11 - Lorenzo Ferrero (b. 1951)
Published online by Cambridge University Press: 22 May 2021
Summary
It surely takes tremendous daring to leave the ship you are sailing on, in good and supportive company, and change midcourse to another vessel headed in a different direction. The ship was showing no signs of sinking by any means, its passengers clearly convinced that “fair stood the wind for the future” (to misquote the title of H. E. Bates's war novel).
Lorenzo Ferrero is not the only composer to have decided that he needed to turn his back on his former musical convictions. The most notable—or notorious—example is perhaps the Slovak avant-gardist Ladislav Kupkovic (b. 1936) who went as far back as Robert Schumann to find a new point of reference. In a way, I also count Alexander von Zemlinsky among these stubborn musicians, even though he had never jumped on the dodecaphonic bandwagon but defied his brother-in-law Schoenberg in keeping to his own special brand of late Romanticism.
I think I need not add anything to the above: the first few paragraphs of Lorenzo Ferrero's recollection provide a graphic description of the situation into which he had maneuvered himself. Those paragraphs also tell you of the downright harmful role some music critics have played in their dogmatic effort to get the stray sheep to return to the flock. A clear case of the tyranny of taste!
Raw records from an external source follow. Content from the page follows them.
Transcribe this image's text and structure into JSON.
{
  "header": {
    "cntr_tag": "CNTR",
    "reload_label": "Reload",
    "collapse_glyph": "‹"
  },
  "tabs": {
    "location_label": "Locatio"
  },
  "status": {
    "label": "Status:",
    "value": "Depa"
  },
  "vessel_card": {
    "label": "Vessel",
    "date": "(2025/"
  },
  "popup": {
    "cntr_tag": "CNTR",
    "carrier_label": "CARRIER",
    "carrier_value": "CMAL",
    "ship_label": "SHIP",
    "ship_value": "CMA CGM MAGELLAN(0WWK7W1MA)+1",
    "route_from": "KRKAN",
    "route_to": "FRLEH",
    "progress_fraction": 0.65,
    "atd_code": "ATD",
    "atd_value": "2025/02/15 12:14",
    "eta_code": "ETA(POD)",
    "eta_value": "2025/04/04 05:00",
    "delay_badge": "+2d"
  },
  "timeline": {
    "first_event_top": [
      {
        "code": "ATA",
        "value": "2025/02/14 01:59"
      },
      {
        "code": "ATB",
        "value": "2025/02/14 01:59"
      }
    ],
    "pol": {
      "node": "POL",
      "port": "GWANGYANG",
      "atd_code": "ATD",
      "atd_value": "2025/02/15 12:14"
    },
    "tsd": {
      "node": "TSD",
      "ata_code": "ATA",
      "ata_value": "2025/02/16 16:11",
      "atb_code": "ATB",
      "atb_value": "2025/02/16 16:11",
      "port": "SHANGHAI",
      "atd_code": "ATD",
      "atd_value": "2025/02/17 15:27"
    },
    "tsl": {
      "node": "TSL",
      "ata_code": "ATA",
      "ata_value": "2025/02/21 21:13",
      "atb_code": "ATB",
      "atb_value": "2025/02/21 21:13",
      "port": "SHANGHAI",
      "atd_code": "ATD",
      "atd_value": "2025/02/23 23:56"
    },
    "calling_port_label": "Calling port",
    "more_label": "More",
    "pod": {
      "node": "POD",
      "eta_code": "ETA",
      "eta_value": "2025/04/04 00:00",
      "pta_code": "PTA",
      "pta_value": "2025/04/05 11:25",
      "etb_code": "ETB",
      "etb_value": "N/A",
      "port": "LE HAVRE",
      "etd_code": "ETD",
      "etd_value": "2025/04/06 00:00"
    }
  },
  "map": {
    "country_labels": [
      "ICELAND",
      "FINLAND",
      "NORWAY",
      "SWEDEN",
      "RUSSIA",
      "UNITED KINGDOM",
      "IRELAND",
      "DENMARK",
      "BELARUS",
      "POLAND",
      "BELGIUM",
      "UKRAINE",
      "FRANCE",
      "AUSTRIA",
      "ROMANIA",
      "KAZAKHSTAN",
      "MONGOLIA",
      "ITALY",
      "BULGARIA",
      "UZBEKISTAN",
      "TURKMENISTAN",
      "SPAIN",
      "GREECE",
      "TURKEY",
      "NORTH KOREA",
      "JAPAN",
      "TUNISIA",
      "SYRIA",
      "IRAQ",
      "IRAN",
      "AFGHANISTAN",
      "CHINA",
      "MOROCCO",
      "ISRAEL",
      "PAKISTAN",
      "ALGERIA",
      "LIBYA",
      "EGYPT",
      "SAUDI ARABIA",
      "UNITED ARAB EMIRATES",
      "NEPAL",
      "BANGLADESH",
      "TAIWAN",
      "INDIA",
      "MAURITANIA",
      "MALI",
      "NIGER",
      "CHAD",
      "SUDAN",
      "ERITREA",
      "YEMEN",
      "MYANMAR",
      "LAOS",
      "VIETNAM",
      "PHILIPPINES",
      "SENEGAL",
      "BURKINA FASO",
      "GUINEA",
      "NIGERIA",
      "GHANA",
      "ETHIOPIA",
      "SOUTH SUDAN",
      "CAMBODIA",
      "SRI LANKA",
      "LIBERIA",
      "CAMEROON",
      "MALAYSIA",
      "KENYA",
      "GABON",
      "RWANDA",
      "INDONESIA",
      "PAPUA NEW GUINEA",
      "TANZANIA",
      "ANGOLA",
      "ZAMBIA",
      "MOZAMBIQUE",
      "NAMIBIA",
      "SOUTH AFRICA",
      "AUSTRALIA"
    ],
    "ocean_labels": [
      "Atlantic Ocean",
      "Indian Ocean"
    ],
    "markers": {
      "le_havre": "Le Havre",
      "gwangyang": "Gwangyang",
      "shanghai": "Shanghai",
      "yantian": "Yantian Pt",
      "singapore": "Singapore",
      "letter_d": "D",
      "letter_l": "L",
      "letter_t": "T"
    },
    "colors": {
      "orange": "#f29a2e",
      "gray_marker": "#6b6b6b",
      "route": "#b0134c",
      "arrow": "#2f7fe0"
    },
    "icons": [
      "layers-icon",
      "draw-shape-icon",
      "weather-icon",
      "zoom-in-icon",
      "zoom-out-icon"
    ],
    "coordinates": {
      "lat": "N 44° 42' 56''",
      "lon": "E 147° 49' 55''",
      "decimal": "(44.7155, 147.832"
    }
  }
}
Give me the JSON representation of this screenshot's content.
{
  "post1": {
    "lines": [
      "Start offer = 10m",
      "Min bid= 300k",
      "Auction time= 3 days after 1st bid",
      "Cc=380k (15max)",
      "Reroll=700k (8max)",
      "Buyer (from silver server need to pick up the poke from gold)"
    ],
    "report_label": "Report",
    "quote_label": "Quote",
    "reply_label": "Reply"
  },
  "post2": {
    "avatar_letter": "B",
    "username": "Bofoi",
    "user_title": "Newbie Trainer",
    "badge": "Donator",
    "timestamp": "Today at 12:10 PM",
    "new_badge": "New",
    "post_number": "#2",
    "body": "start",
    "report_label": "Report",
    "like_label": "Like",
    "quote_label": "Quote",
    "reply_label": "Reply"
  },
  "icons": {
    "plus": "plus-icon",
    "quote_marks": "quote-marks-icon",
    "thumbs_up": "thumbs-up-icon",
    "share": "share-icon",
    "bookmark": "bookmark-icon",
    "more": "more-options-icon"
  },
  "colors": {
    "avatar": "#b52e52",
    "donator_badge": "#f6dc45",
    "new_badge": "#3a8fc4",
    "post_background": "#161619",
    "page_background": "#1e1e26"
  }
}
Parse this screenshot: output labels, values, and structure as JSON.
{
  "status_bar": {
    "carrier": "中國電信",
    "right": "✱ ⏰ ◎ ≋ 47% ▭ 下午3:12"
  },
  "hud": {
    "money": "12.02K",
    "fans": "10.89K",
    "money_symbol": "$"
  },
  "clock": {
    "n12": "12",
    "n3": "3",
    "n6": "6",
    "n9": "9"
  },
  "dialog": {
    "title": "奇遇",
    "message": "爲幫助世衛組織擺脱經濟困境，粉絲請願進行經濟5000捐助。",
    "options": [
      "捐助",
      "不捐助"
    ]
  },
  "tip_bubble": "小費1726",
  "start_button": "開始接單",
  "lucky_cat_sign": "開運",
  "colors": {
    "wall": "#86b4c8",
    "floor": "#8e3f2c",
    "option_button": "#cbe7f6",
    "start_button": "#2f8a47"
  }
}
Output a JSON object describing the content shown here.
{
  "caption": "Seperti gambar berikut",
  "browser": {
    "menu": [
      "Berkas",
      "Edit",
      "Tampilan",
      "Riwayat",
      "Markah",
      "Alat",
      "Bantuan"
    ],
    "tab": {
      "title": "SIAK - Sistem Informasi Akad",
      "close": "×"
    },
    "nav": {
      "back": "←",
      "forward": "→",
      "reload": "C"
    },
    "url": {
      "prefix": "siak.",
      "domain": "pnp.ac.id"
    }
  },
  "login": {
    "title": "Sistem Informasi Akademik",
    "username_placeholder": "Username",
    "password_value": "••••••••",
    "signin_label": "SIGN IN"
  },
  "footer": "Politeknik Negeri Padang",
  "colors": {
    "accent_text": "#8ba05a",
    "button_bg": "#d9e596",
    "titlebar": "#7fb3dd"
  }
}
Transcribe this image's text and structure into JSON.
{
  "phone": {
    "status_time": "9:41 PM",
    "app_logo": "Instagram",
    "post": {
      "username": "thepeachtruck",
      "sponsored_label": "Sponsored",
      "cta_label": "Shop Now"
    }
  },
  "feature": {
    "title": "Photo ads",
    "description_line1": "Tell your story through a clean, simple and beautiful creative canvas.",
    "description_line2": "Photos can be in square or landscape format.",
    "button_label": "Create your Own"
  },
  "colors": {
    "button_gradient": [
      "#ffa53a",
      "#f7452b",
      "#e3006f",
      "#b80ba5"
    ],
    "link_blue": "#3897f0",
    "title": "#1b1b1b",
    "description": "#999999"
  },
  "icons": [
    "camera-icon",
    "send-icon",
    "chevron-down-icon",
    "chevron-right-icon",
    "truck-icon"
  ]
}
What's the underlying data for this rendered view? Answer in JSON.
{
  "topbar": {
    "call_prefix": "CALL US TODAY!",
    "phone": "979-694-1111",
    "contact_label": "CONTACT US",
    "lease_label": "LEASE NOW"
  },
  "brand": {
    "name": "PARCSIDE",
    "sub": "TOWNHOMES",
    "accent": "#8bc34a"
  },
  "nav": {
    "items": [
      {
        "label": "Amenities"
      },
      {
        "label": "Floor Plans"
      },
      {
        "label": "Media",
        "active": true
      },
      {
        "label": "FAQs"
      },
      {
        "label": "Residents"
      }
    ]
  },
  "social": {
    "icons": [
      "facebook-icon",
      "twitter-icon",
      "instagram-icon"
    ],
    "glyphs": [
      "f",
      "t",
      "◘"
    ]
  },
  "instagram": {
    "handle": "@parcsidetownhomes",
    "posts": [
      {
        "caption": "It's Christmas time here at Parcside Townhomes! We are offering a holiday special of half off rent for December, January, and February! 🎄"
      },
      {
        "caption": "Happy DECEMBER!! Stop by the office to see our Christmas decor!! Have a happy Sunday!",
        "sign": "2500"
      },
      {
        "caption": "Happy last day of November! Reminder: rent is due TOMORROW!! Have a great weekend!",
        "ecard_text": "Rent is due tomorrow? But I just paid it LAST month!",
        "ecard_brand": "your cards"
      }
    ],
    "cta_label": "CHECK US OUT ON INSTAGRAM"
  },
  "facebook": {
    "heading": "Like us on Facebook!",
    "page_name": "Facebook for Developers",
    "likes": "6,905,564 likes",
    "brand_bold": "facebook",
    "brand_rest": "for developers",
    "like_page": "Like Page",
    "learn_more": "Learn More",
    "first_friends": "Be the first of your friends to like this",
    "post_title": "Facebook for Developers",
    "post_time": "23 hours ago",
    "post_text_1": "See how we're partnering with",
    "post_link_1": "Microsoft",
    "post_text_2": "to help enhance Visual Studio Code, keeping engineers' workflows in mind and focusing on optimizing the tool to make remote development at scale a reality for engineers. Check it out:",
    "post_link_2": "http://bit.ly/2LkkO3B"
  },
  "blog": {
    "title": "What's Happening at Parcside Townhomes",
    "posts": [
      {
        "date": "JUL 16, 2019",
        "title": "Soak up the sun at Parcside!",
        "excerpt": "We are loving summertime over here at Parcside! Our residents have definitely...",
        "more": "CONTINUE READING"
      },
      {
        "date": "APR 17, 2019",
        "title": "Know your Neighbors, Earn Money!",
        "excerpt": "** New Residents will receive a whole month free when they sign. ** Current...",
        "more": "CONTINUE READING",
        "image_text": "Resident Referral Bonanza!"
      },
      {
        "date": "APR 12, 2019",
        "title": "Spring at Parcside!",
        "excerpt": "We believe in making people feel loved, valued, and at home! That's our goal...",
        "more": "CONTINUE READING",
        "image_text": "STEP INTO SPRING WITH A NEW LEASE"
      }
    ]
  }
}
You need all your conviction and strength of character to stay away from the pen and graze on fields you can call your own.
April 30/May 13, 2015
For me, the word courage is related to a specific moment in my career. I grew up as if the avant-garde were the natural language of music. Very early on, I received admiration, recognition, commissions … Except that at some point I realized there was something wrong in that, the musical language I mean. A few hints of different directions, cautiously included as quotations in some works, immediately caused critics to suspect me of betrayal. I remember one of them, a former admirer, who went all the way down a corridor with his face to the wall in order to avoid meeting me. We were in the late seventies of course …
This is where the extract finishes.